5. slave1 [localhost] {msandbox} (test) > select * from t2;
+------+
| f1   |
+------+
|    1 | 
+------+
1 row in set (0.00 sec)

slave1 [localhost] {msandbox} (test) > select * from t1 for update;
+------+
| f1   |
+------+
|    1 | 
+------+
1 row in set (0.00 sec)

slave1 [localhost] {msandbox} (test) > commit;
Query OK, 0 rows affected (0.00 sec)

slave1 [localhost] {msandbox} (test) > select * from t1;
+------+
| f1   |
+------+
|    2 | 
+------+
1 row in set (0.00 sec)

slave1 [localhost] {msandbox} (test) > select * from t2;
+------+
| f1   |
+------+
|    1 | 
+------+
1 row in set (0.00 sec)

Please provide repeatable test case.

A suggestion to implement the suggested fix:
currently in slave.cc when we find an error which should cause a retry, we first rollback the transaction (and then retry), this rollback is:
            end_trans(thd, ROLLBACK);
(in exec_relay_log_event()).
We could check if this end_trans() raised the ER_WARNING_NOT_COMPLETE_ROLLBACK warning (you can see this warning in action now if you do
BEGIN; INSERT INTO myisamtable; ROLLBACK;).

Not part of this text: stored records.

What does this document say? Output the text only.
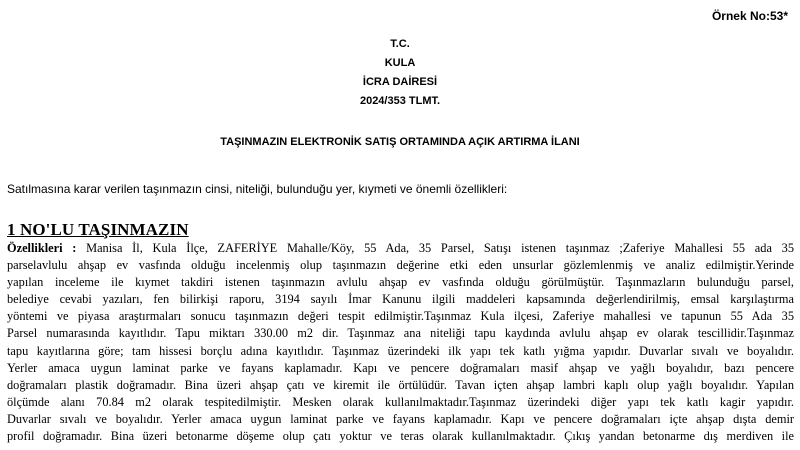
Örnek No:53*
T.C.
KULA
İCRA DAİRESİ
2024/353 TLMT.
TAŞINMAZIN ELEKTRONİK SATIŞ ORTAMINDA AÇIK ARTIRMA İLANI
Satılmasına karar verilen taşınmazın cinsi, niteliği, bulunduğu yer, kıymeti ve önemli özellikleri:
1 NO'LU TAŞINMAZIN
Özellikleri : Manisa İl, Kula İlçe, ZAFERİYE Mahalle/Köy, 55 Ada, 35 Parsel, Satışı istenen taşınmaz ;Zaferiye Mahallesi 55 ada 35
parselavlulu ahşap ev vasfında olduğu incelenmiş olup taşınmazın değerine etki eden unsurlar gözlemlenmiş ve analiz edilmiştir.Yerinde
yapılan inceleme ile kıymet takdiri istenen taşınmazın avlulu ahşap ev vasfında olduğu görülmüştür. Taşınmazların bulunduğu parsel,
belediye cevabi yazıları, fen bilirkişi raporu, 3194 sayılı İmar Kanunu ilgili maddeleri kapsamında değerlendirilmiş, emsal karşılaştırma
yöntemi ve piyasa araştırmaları sonucu taşınmazın değeri tespit edilmiştir.Taşınmaz Kula ilçesi, Zaferiye mahallesi ve tapunun 55 Ada 35
Parsel numarasında kayıtlıdır. Tapu miktarı 330.00 m2 dir. Taşınmaz ana niteliği tapu kaydında avlulu ahşap ev olarak tescillidir.Taşınmaz
tapu kayıtlarına göre; tam hissesi borçlu adına kayıtlıdır. Taşınmaz üzerindeki ilk yapı tek katlı yığma yapıdır. Duvarlar sıvalı ve boyalıdır.
Yerler amaca uygun laminat parke ve fayans kaplamadır. Kapı ve pencere doğramaları masif ahşap ve yağlı boyalıdır, bazı pencere
doğramaları plastik doğramadır. Bina üzeri ahşap çatı ve kiremit ile örtülüdür. Tavan içten ahşap lambri kaplı olup yağlı boyalıdır. Yapılan
ölçümde alanı 70.84 m2 olarak tespitedilmiştir. Mesken olarak kullanılmaktadır.Taşınmaz üzerindeki diğer yapı tek katlı kagir yapıdır.
Duvarlar sıvalı ve boyalıdır. Yerler amaca uygun laminat parke ve fayans kaplamadır. Kapı ve pencere doğramaları içte ahşap dışta demir
profil doğramadır. Bina üzeri betonarme döşeme olup çatı yoktur ve teras olarak kullanılmaktadır. Çıkış yandan betonarme dış merdiven ile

And if yes, then don't retry, because the transaction could not be rolled back, so retrying would lead to duplicate effects.

Sveta, try this:

=== modified file 'mysql-test/extra/rpl_tests/rpl_deadlock.test'
--- mysql-test/extra/rpl_tests/rpl_deadlock.test 2007-06-21 12:39:40 +0000
+++ mysql-test/extra/rpl_tests/rpl_deadlock.test 2009-01-17 06:51:57 +0000
@@ -18,6 +18,7 @@
 # requiring 'unique' for the timeout part of the test
 eval CREATE TABLE t3 (a INT  UNIQUE) ENGINE=$engine_type;
 eval CREATE TABLE t4 (a INT) ENGINE=$engine_type;
+create table t5 (a int) engine=myisam;
 show variables like 'slave_transaction_retries';
 sync_slave_with_master;
 
@@ -41,6 +42,7 @@
  dec $1;
 }
 enable_query_log;
+insert into t5 values(1);
 insert into t1 values(1);
 commit;
 save_master_pos;
@@ -78,6 +80,9 @@
 show slave status;
 --horizontal_results
 
+show variables like 'slave_transaction_retries';
+select * from t5;
+
 # 2) Test lock wait timeout
 
 stop slave;

=============================================

Apply it and run the test:

./mtr rpl.rpl_deadlock_innodb

when it'll fail, you see

show variables like 'slave_transaction_retries';
Variable_name   Value
slave_transaction_retries       2
select * from t5;
a
1
1

Sergei,

which tree are you using? With latest 5.0-main I get:

Variable_name   Value
slave_transaction_retries       10
select * from t5;
a
1

No feedback was provided for this bug for over a month, so it is
being suspended automatically. If you are able to provide the
information that was originally requested, please do so and change
the status of the bug back to "Open".